Deep Learning for Secure Communication in Resource-Limited IoT Devices

In the current era, the Internet of Things (IoT) plays a pivotal role in generating vast amounts of data, which is crucial for enhancing system performance and intelligence. This study focuses on the implementation of privacy-preserving techniques within collaborative environments, leveraging advanced learning models to safeguard sensitive information. A well-trained deep learning model is proposed, capable of processing and analyzing IoT data samples while ensuring data security. The key innovation in this model lies in offloading computational tasks to a central coordinator, which handles intensive processing without exposing critical data. Existing models often face challenges such as communication overhead and limited scalability. To address these issues, we introduce an enhanced deep-learning framework designed to minimize computational strain while improving efficiency.

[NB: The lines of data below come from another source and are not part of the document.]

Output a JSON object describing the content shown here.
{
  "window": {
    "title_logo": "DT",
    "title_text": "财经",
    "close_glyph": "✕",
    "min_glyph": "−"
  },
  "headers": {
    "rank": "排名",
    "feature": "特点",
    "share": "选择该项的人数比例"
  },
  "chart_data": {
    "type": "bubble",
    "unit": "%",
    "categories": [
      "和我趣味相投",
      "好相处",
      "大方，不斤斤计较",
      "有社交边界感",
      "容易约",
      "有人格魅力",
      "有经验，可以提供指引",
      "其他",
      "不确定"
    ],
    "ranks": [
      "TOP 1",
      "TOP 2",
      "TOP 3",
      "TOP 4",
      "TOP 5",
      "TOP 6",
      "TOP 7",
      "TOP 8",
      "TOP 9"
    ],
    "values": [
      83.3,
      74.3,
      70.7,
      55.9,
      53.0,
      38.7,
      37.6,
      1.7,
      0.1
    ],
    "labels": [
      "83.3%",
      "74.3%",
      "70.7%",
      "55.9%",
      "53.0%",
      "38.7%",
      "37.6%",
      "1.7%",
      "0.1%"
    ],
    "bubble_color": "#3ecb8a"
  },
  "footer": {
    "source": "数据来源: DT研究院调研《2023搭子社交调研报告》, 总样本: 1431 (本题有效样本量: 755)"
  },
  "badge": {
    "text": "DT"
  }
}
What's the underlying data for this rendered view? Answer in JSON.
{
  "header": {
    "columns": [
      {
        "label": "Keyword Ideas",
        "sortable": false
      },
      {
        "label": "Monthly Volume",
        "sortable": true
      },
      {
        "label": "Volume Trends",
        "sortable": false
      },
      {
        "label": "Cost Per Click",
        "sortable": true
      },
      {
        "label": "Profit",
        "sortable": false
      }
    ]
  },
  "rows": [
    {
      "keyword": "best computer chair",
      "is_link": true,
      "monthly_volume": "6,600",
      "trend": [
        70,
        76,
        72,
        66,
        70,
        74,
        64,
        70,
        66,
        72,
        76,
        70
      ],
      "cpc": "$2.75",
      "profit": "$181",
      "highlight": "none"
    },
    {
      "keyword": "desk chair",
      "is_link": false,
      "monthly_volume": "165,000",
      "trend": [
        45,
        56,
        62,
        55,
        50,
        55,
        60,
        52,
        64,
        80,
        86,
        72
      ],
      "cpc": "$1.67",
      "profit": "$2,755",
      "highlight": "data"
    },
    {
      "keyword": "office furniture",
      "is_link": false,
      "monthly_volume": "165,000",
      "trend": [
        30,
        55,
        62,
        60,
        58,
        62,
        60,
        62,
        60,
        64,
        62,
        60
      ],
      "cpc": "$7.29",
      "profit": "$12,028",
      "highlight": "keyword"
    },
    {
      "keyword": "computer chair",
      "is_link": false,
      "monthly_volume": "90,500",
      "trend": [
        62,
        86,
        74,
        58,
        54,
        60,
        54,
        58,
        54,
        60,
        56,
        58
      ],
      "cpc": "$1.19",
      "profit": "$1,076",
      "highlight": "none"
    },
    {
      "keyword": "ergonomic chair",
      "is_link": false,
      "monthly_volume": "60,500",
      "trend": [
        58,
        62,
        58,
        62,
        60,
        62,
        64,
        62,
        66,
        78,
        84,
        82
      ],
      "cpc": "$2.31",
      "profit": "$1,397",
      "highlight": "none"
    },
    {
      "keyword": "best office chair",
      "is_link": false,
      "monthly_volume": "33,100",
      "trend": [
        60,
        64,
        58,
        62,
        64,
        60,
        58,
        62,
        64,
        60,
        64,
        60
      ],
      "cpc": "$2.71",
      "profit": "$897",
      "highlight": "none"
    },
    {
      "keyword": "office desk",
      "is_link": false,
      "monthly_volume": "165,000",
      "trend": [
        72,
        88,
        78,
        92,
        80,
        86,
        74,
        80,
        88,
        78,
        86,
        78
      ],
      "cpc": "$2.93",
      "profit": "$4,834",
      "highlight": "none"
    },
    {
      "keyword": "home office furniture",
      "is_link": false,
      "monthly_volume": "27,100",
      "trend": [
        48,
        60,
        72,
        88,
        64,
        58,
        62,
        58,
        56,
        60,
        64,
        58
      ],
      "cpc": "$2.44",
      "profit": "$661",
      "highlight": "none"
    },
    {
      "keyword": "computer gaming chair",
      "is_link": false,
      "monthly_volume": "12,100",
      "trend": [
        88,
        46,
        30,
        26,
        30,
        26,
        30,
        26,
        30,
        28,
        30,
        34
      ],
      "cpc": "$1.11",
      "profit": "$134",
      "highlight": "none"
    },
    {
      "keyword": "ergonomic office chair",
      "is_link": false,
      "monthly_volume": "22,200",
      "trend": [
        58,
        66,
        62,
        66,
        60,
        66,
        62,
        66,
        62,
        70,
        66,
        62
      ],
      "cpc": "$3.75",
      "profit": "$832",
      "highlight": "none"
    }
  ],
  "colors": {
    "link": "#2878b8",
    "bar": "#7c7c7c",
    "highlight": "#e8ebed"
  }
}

By shifting the majority of complex tasks to the coordinator, this model optimizes resource usage and maintains a high level of accuracy. Moreover, the proposed approach incorporates self-supervised learning to enhance its ability to analyze IoT data autonomously. In addition to its efficiency, this model is equipped with a deep learning-based cybersecurity layer, designed to detect and mitigate potential security threats in real time. By integrating cybersecurity mechanisms directly into the learning process, the model not only improves performance but also strengthens the overall security of IoT networks. Comparative results demonstrate significant improvements in both accuracy and computational efficiency, making it a viable solution for secure and intelligent IoT systems.